Draft your team's AI policy:
Create a comprehensive AI development policy for our team:
POLICY AREAS:
1. Approved AI tools and models
2. Code quality standards for AI-generated code
3. Security requirements and sensitive data handling
4. Code review process for AI-assisted development
5. Documentation requirements
6. Testing standards for AI-generated code
7. Intellectual property and licensing considerations
ENFORCEMENT MECHANISMS:
- Pre-commit hooks for standards checking
- Automated code review integration
- Training requirements for team members
- Regular policy review and updates
TEAM CONTEXT:
- 5-person development team
- Full-stack web application development
- Agile methodology with 2-week sprints
- Cloud-based deployment (AWS)
- High security requirements (financial data)
OUTPUT:
- Complete policy document
- Implementation checklist
- Training plan for team adoption
- Measurement metrics for policy effectiveness
Create enforcement tools:
Build automated tools to enforce our AI development standards:
TOOLS NEEDED:
1. Pre-commit hook that validates AI-generated code
2. Pull request template for AI usage disclosure
3. Code quality checker for AI patterns
4. Security scanner for common AI code issues
5. Documentation generator for AI-assisted functions
TECHNICAL REQUIREMENTS:
- Integrate with our Git workflow
- Support both Cursor and Windsurf IDEs
- Provide clear feedback for violations
- Allow for approved exceptions
- Generate compliance reports
IMPLEMENTATION:
- Shell scripts for Git hooks
- GitHub/GitLab integration
- IDE plugins/extensions
- Automated testing integration
- Metrics dashboard
Design AI training curriculum:
Create a comprehensive AI training program for our development team:
TRAINING MODULES:
1. AI IDE Fundamentals (2 hours)
2. Advanced Prompting Techniques (3 hours)

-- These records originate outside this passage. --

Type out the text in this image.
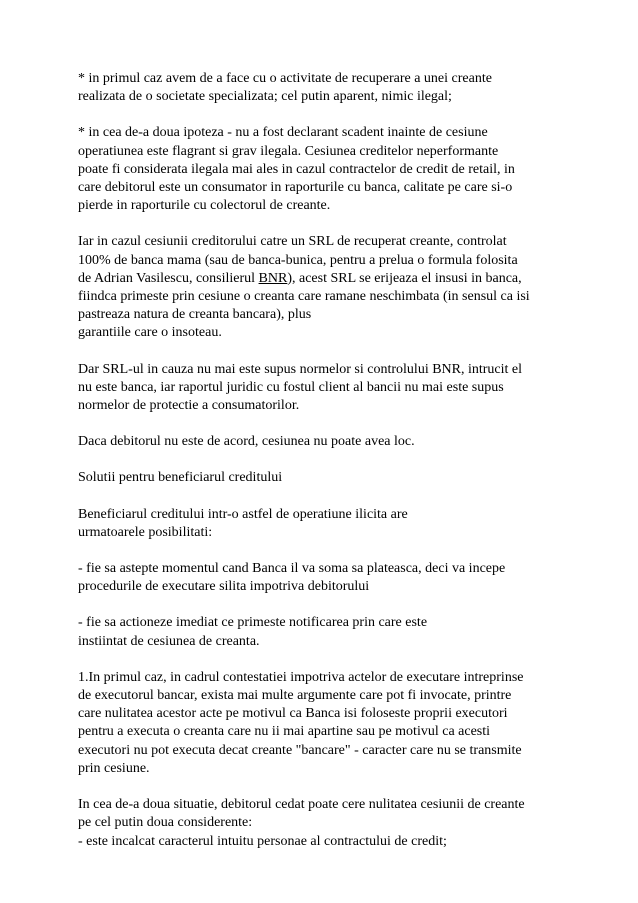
* in primul caz avem de a face cu o activitate de recuperare a unei creante
realizata de o societate specializata; cel putin aparent, nimic ilegal;

* in cea de-a doua ipoteza - nu a fost declarant scadent inainte de cesiune
operatiunea este flagrant si grav ilegala. Cesiunea creditelor neperformante
poate fi considerata ilegala mai ales in cazul contractelor de credit de retail, in
care debitorul este un consumator in raporturile cu banca, calitate pe care si-o
pierde in raporturile cu colectorul de creante.

Iar in cazul cesiunii creditorului catre un SRL de recuperat creante, controlat
100% de banca mama (sau de banca-bunica, pentru a prelua o formula folosita
de Adrian Vasilescu, consilierul BNR), acest SRL se erijeaza el insusi in banca,
fiindca primeste prin cesiune o creanta care ramane neschimbata (in sensul ca isi
pastreaza natura de creanta bancara), plus
garantiile care o insoteau.

Dar SRL-ul in cauza nu mai este supus normelor si controlului BNR, intrucit el
nu este banca, iar raportul juridic cu fostul client al bancii nu mai este supus
normelor de protectie a consumatorilor.

Daca debitorul nu este de acord, cesiunea nu poate avea loc.

Solutii pentru beneficiarul creditului

Beneficiarul creditului intr-o astfel de operatiune ilicita are
urmatoarele posibilitati:

- fie sa astepte momentul cand Banca il va soma sa plateasca, deci va incepe
procedurile de executare silita impotriva debitorului

- fie sa actioneze imediat ce primeste notificarea prin care este
instiintat de cesiunea de creanta.

1.In primul caz, in cadrul contestatiei impotriva actelor de executare intreprinse
de executorul bancar, exista mai multe argumente care pot fi invocate, printre
care nulitatea acestor acte pe motivul ca Banca isi foloseste proprii executori
pentru a executa o creanta care nu ii mai apartine sau pe motivul ca acesti
executori nu pot executa decat creante "bancare" - caracter care nu se transmite
prin cesiune.

In cea de-a doua situatie, debitorul cedat poate cere nulitatea cesiunii de creante
pe cel putin doua considerente:
- este incalcat caracterul intuitu personae al contractului de credit;
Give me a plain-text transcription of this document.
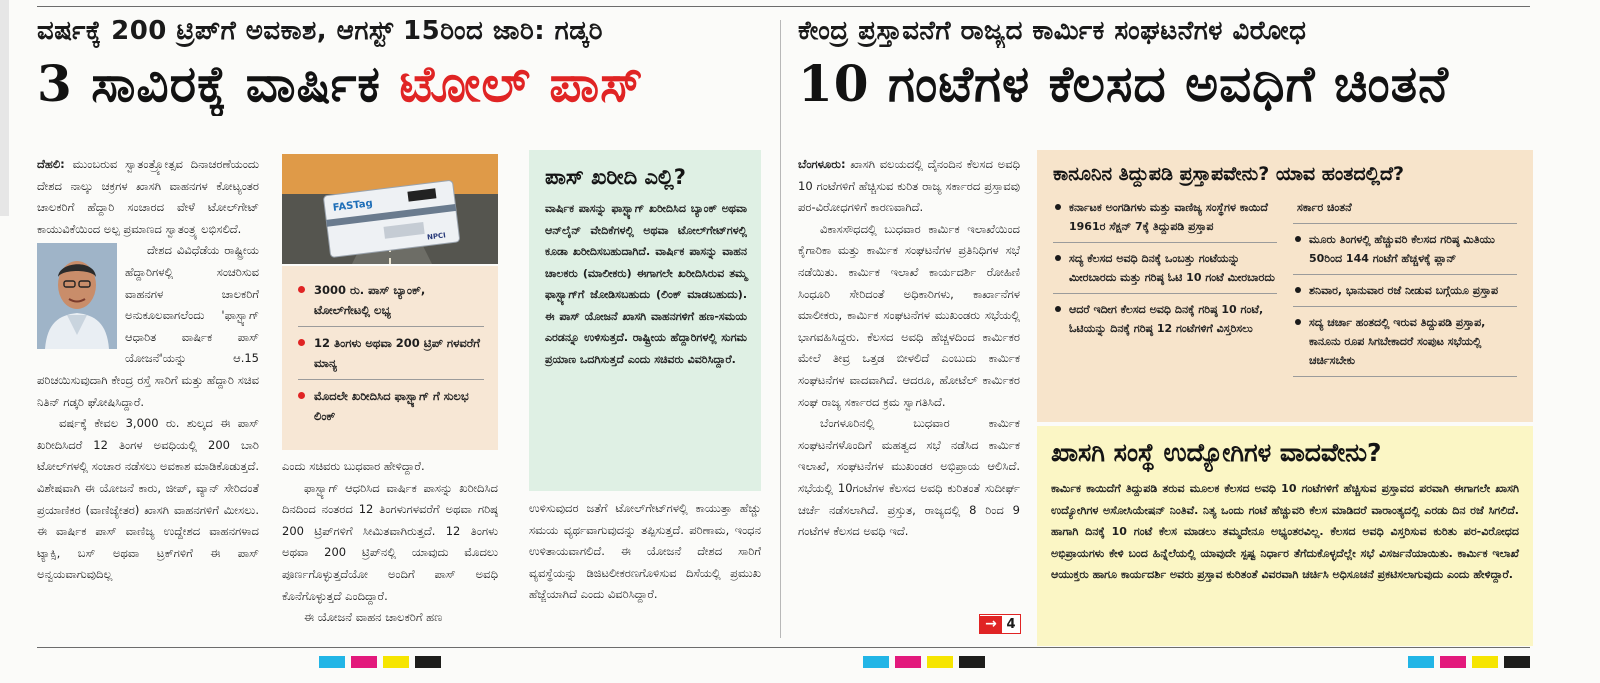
ವರ್ಷಕ್ಕೆ 200 ಟ್ರಿಪ್‌ಗೆ ಅವಕಾಶ, ಆಗಸ್ಟ್ 15ರಿಂದ ಜಾರಿ: ಗಡ್ಕರಿ
3 ಸಾವಿರಕ್ಕೆ ವಾರ್ಷಿಕ ಟೋಲ್ ಪಾಸ್

ದೆಹಲಿ: ಮುಂಬರುವ ಸ್ವಾತಂತ್ರ್ಯೋತ್ಸವ ದಿನಾಚರಣೆಯಂದು ದೇಶದ ನಾಲ್ಕು ಚಕ್ರಗಳ ಖಾಸಗಿ ವಾಹನಗಳ ಕೋಟ್ಯಂತರ ಚಾಲಕರಿಗೆ ಹೆದ್ದಾರಿ ಸಂಚಾರದ ವೇಳೆ ಟೋಲ್‌ಗೇಟ್ ಕಾಯುವಿಕೆಯಿಂದ ಅಲ್ಪ ಪ್ರಮಾಣದ ಸ್ವಾತಂತ್ರ್ಯ ಲಭಿಸಲಿದೆ.

ದೇಶದ ವಿವಿಧೆಡೆಯ ರಾಷ್ಟ್ರೀಯ ಹೆದ್ದಾರಿಗಳಲ್ಲಿ ಸಂಚರಿಸುವ ವಾಹನಗಳ ಚಾಲಕರಿಗೆ ಅನುಕೂಲವಾಗಲೆಂದು 'ಫಾಸ್ಟ್ಯಾಗ್ ಆಧಾರಿತ ವಾರ್ಷಿಕ ಪಾಸ್ ಯೋಜನೆ'ಯನ್ನು ಆ.15 ಪರಿಚಯಿಸುವುದಾಗಿ ಕೇಂದ್ರ ರಸ್ತೆ ಸಾರಿಗೆ ಮತ್ತು ಹೆದ್ದಾರಿ ಸಚಿವ ನಿತಿನ್ ಗಡ್ಕರಿ ಘೋಷಿಸಿದ್ದಾರೆ.

ವರ್ಷಕ್ಕೆ ಕೇವಲ 3,000 ರು. ಶುಲ್ಕದ ಈ ಪಾಸ್ ಖರೀದಿಸಿದರೆ 12 ತಿಂಗಳ ಅವಧಿಯಲ್ಲಿ 200 ಬಾರಿ ಟೋಲ್‌ಗಳಲ್ಲಿ ಸಂಚಾರ ನಡೆಸಲು ಅವಕಾಶ ಮಾಡಿಕೊಡುತ್ತದೆ. ವಿಶೇಷವಾಗಿ ಈ ಯೋಜನೆ ಕಾರು, ಜೀಪ್, ವ್ಯಾನ್ ಸೇರಿದಂತೆ ಪ್ರಯಾಣಿಕರ (ವಾಣಿಜ್ಯೇತರ) ಖಾಸಗಿ ವಾಹನಗಳಿಗೆ ಮೀಸಲು. ಈ ವಾರ್ಷಿಕ ಪಾಸ್ ವಾಣಿಜ್ಯ ಉದ್ದೇಶದ ವಾಹನಗಳಾದ ಟ್ಯಾಕ್ಸಿ, ಬಸ್ ಅಥವಾ ಟ್ರಕ್‌ಗಳಿಗೆ ಈ ಪಾಸ್ ಅನ್ವಯವಾಗುವುದಿಲ್ಲ

FASTag
NPCI
3000 ರು. ಪಾಸ್ ಬ್ಯಾಂಕ್, ಟೋಲ್‌ಗೇಟಲ್ಲಿ ಲಭ್ಯ
12 ತಿಂಗಳು ಅಥವಾ 200 ಟ್ರಿಪ್ ಗಳವರೆಗೆ ಮಾನ್ಯ
ಮೊದಲೇ ಖರೀದಿಸಿದ ಫಾಸ್ಟ್ಯಾಗ್ ಗೆ ಸುಲಭ ಲಿಂಕ್

ಎಂದು ಸಚಿವರು ಬುಧವಾರ ಹೇಳಿದ್ದಾರೆ.

ಫಾಸ್ಟ್ಯಾಗ್ ಆಧರಿಸಿದ ವಾರ್ಷಿಕ ಪಾಸನ್ನು ಖರೀದಿಸಿದ ದಿನದಿಂದ ನಂತರದ 12 ತಿಂಗಳುಗಳವರೆಗೆ ಅಥವಾ ಗರಿಷ್ಠ 200 ಟ್ರಿಪ್‌ಗಳಿಗೆ ಸೀಮಿತವಾಗಿರುತ್ತದೆ. 12 ತಿಂಗಳು ಅಥವಾ 200 ಟ್ರಿಪ್‌ನಲ್ಲಿ ಯಾವುದು ಮೊದಲು ಪೂರ್ಣಗೊಳ್ಳುತ್ತದೆಯೋ ಅಂದಿಗೆ ಪಾಸ್ ಅವಧಿ ಕೊನೆಗೊಳ್ಳುತ್ತದೆ ಎಂದಿದ್ದಾರೆ.

ಈ ಯೋಜನೆ ವಾಹನ ಚಾಲಕರಿಗೆ ಹಣ

ಪಾಸ್ ಖರೀದಿ ಎಲ್ಲಿ?
ವಾರ್ಷಿಕ ಪಾಸನ್ನು ಫಾಸ್ಟ್ಯಾಗ್ ಖರೀದಿಸಿದ ಬ್ಯಾಂಕ್ ಅಥವಾ ಆನ್‌ಲೈನ್ ವೇದಿಕೆಗಳಲ್ಲಿ ಅಥವಾ ಟೋಲ್‌ಗೇಟ್‌ಗಳಲ್ಲಿ ಕೂಡಾ ಖರೀದಿಸಬಹುದಾಗಿದೆ. ವಾರ್ಷಿಕ ಪಾಸನ್ನು ವಾಹನ ಚಾಲಕರು (ಮಾಲೀಕರು) ಈಗಾಗಲೇ ಖರೀದಿಸಿರುವ ತಮ್ಮ ಫಾಸ್ಟ್ಯಾಗ್‌ಗೆ ಜೋಡಿಸಬಹುದು (ಲಿಂಕ್ ಮಾಡಬಹುದು). ಈ ಪಾಸ್ ಯೋಜನೆ ಖಾಸಗಿ ವಾಹನಗಳಿಗೆ ಹಣ-ಸಮಯ ಎರಡನ್ನೂ ಉಳಿಸುತ್ತದೆ. ರಾಷ್ಟ್ರೀಯ ಹೆದ್ದಾರಿಗಳಲ್ಲಿ ಸುಗಮ ಪ್ರಯಾಣ ಒದಗಿಸುತ್ತದೆ ಎಂದು ಸಚಿವರು ವಿವರಿಸಿದ್ದಾರೆ.

ಉಳಿಸುವುದರ ಜತೆಗೆ ಟೋಲ್‌ಗೇಟ್‌ಗಳಲ್ಲಿ ಕಾಯುತ್ತಾ ಹೆಚ್ಚು ಸಮಯ ವ್ಯರ್ಥವಾಗುವುದನ್ನು ತಪ್ಪಿಸುತ್ತದೆ. ಪರಿಣಾಮ, ಇಂಧನ ಉಳಿತಾಯವಾಗಲಿದೆ. ಈ ಯೋಜನೆ ದೇಶದ ಸಾರಿಗೆ ವ್ಯವಸ್ಥೆಯನ್ನು ಡಿಜಿಟಲೀಕರಣಗೊಳಿಸುವ ದಿಸೆಯಲ್ಲಿ ಪ್ರಮುಖ ಹೆಜ್ಜೆಯಾಗಿದೆ ಎಂದು ವಿವರಿಸಿದ್ದಾರೆ.

ಕೇಂದ್ರ ಪ್ರಸ್ತಾವನೆಗೆ ರಾಜ್ಯದ ಕಾರ್ಮಿಕ ಸಂಘಟನೆಗಳ ವಿರೋಧ
10 ಗಂಟೆಗಳ ಕೆಲಸದ ಅವಧಿಗೆ ಚಿಂತನೆ

ಬೆಂಗಳೂರು: ಖಾಸಗಿ ವಲಯದಲ್ಲಿ ದೈನಂದಿನ ಕೆಲಸದ ಅವಧಿ 10 ಗಂಟೆಗಳಿಗೆ ಹೆಚ್ಚಿಸುವ ಕುರಿತ ರಾಜ್ಯ ಸರ್ಕಾರದ ಪ್ರಸ್ತಾವವು ಪರ-ವಿರೋಧಗಳಿಗೆ ಕಾರಣವಾಗಿದೆ.

ವಿಕಾಸಸೌಧದಲ್ಲಿ ಬುಧವಾರ ಕಾರ್ಮಿಕ ಇಲಾಖೆಯಿಂದ ಕೈಗಾರಿಕಾ ಮತ್ತು ಕಾರ್ಮಿಕ ಸಂಘಟನೆಗಳ ಪ್ರತಿನಿಧಿಗಳ ಸಭೆ ನಡೆಯಿತು. ಕಾರ್ಮಿಕ ಇಲಾಖೆ ಕಾರ್ಯದರ್ಶಿ ರೋಹಿಣಿ ಸಿಂಧೂರಿ ಸೇರಿದಂತೆ ಅಧಿಕಾರಿಗಳು, ಕಾರ್ಖಾನೆಗಳ ಮಾಲೀಕರು, ಕಾರ್ಮಿಕ ಸಂಘಟನೆಗಳ ಮುಖಂಡರು ಸಭೆಯಲ್ಲಿ ಭಾಗವಹಿಸಿದ್ದರು. ಕೆಲಸದ ಅವಧಿ ಹೆಚ್ಚಳದಿಂದ ಕಾರ್ಮಿಕರ ಮೇಲೆ ತೀವ್ರ ಒತ್ತಡ ಬೀಳಲಿದೆ ಎಂಬುದು ಕಾರ್ಮಿಕ ಸಂಘಟನೆಗಳ ವಾದವಾಗಿದೆ. ಆದರೂ, ಹೋಟೆಲ್ ಕಾರ್ಮಿಕರ ಸಂಘ ರಾಜ್ಯ ಸರ್ಕಾರದ ಕ್ರಮ ಸ್ವಾಗತಿಸಿದೆ.

ಬೆಂಗಳೂರಿನಲ್ಲಿ ಬುಧವಾರ ಕಾರ್ಮಿಕ ಸಂಘಟನೆಗಳೊಂದಿಗೆ ಮಹತ್ವದ ಸಭೆ ನಡೆಸಿದ ಕಾರ್ಮಿಕ ಇಲಾಖೆ, ಸಂಘಟನೆಗಳ ಮುಖಂಡರ ಅಭಿಪ್ರಾಯ ಆಲಿಸಿದೆ. ಸಭೆಯಲ್ಲಿ 10ಗಂಟೆಗಳ ಕೆಲಸದ ಅವಧಿ ಕುರಿತಂತೆ ಸುದೀರ್ಘ ಚರ್ಚೆ ನಡೆಸಲಾಗಿದೆ. ಪ್ರಸ್ತುತ, ರಾಜ್ಯದಲ್ಲಿ 8 ರಿಂದ 9 ಗಂಟೆಗಳ ಕೆಲಸದ ಅವಧಿ ಇದೆ.

→ 4
ಕಾನೂನಿನ ತಿದ್ದುಪಡಿ ಪ್ರಸ್ತಾಪವೇನು? ಯಾವ ಹಂತದಲ್ಲಿದೆ?
ಕರ್ನಾಟಕ ಅಂಗಡಿಗಳು ಮತ್ತು ವಾಣಿಜ್ಯ ಸಂಸ್ಥೆಗಳ ಕಾಯಿದೆ 1961ರ ಸೆಕ್ಷನ್ 7ಕ್ಕೆ ತಿದ್ದುಪಡಿ ಪ್ರಸ್ತಾಪ
ಸದ್ಯ ಕೆಲಸದ ಅವಧಿ ದಿನಕ್ಕೆ ಒಂಬತ್ತು ಗಂಟೆಯನ್ನು ಮೀರಬಾರದು ಮತ್ತು ಗರಿಷ್ಠ ಓಟಿ 10 ಗಂಟೆ ಮೀರಬಾರದು
ಆದರೆ ಇದೀಗ ಕೆಲಸದ ಅವಧಿ ದಿನಕ್ಕೆ ಗರಿಷ್ಠ 10 ಗಂಟೆ, ಓಟಿಯನ್ನು ದಿನಕ್ಕೆ ಗರಿಷ್ಠ 12 ಗಂಟೆಗಳಿಗೆ ವಿಸ್ತರಿಸಲು
ಸರ್ಕಾರ ಚಿಂತನೆ
ಮೂರು ತಿಂಗಳಲ್ಲಿ ಹೆಚ್ಚುವರಿ ಕೆಲಸದ ಗರಿಷ್ಠ ಮಿತಿಯು 50ರಿಂದ 144 ಗಂಟೆಗೆ ಹೆಚ್ಚಳಕ್ಕೆ ಪ್ಲಾನ್
ಶನಿವಾರ, ಭಾನುವಾರ ರಜೆ ನೀಡುವ ಬಗ್ಗೆಯೂ ಪ್ರಸ್ತಾಪ
ಸದ್ಯ ಚರ್ಚಾ ಹಂತದಲ್ಲಿ ಇರುವ ತಿದ್ದುಪಡಿ ಪ್ರಸ್ತಾಪ, ಕಾನೂನು ರೂಪ ಸಿಗಬೇಕಾದರೆ ಸಂಪುಟ ಸಭೆಯಲ್ಲಿ ಚರ್ಚಿಸಬೇಕು
ಖಾಸಗಿ ಸಂಸ್ಥೆ ಉದ್ಯೋಗಿಗಳ ವಾದವೇನು?
ಕಾರ್ಮಿಕ ಕಾಯಿದೆಗೆ ತಿದ್ದುಪಡಿ ತರುವ ಮೂಲಕ ಕೆಲಸದ ಅವಧಿ 10 ಗಂಟೆಗಳಿಗೆ ಹೆಚ್ಚಿಸುವ ಪ್ರಸ್ತಾವದ ಪರವಾಗಿ ಈಗಾಗಲೇ ಖಾಸಗಿ ಉದ್ಯೋಗಿಗಳ ಅಸೋಸಿಯೇಷನ್ ನಿಂತಿವೆ. ನಿತ್ಯ ಒಂದು ಗಂಟೆ ಹೆಚ್ಚುವರಿ ಕೆಲಸ ಮಾಡಿದರೆ ವಾರಾಂತ್ಯದಲ್ಲಿ ಎರಡು ದಿನ ರಜೆ ಸಿಗಲಿದೆ. ಹಾಗಾಗಿ ದಿನಕ್ಕೆ 10 ಗಂಟೆ ಕೆಲಸ ಮಾಡಲು ತಮ್ಮದೇನೂ ಅಭ್ಯಂತರವಿಲ್ಲ. ಕೆಲಸದ ಅವಧಿ ವಿಸ್ತರಿಸುವ ಕುರಿತು ಪರ-ವಿರೋಧದ ಅಭಿಪ್ರಾಯಗಳು ಕೇಳಿ ಬಂದ ಹಿನ್ನೆಲೆಯಲ್ಲಿ ಯಾವುದೇ ಸ್ಪಷ್ಟ ನಿರ್ಧಾರ ತೆಗೆದುಕೊಳ್ಳದೆಲ್ಲೇ ಸಭೆ ವಿಸರ್ಜನೆಯಾಯಿತು. ಕಾರ್ಮಿಕ ಇಲಾಖೆ ಆಯುಕ್ತರು ಹಾಗೂ ಕಾರ್ಯದರ್ಶಿ ಅವರು ಪ್ರಸ್ತಾವ ಕುರಿತಂತೆ ವಿವರವಾಗಿ ಚರ್ಚಿಸಿ ಅಧಿಸೂಚನೆ ಪ್ರಕಟಿಸಲಾಗುವುದು ಎಂದು ಹೇಳಿದ್ದಾರೆ.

3. Team Collaboration with AI (2 hours)
4. Security Best Practices (1.5 hours)
5. Code Quality and Review (2 hours)
6. Debugging with AI Assistance (1.5 hours)
DELIVERY FORMAT:
- Interactive workshops with hands-on exercises
- Peer learning sessions
- AI pair programming practice
- Real project application
- Assessment and certification
LEARNING OUTCOMES:
- Team members can effectively use AI for development
- Consistent code quality across all team members
- Reduced onboarding time for new developers
- Improved productivity metrics
- Enhanced code review quality
MATERIALS NEEDED:
- Interactive training exercises
- Assessment criteria
- Certification process
- Reference documentation
- Progress tracking system
Rate your team's AI collaboration maturity:
Team Capability | Maturity Level |
---|---|
Shared prompt libraries | ⭐⭐⭐⭐⭐ |
Consistent AI coding standards | ⭐⭐⭐⭐⭐ |
AI-powered code reviews | ⭐⭐⭐⭐⭐ |
Collaborative debugging with AI | ⭐⭐⭐⭐⭐ |
Team AI training program | ⭐⭐⭐⭐⭐ |
Automated standards enforcement | ⭐⭐⭐⭐⭐ |
Cross-team knowledge sharing | ⭐⭐⭐⭐⭐ |
Team Productivity Indicators:
Quality Indicators:
Congratulations! You now have the framework to transform your entire team into AI-powered development experts. You can:
You're now ready to lead the AI development revolution in your organization!
Impact: Your team will be 300% more productive and deliver higher quality code than traditional development teams.
Next Step: Apply these collaboration techniques in your real projects and watch your team's capabilities soar!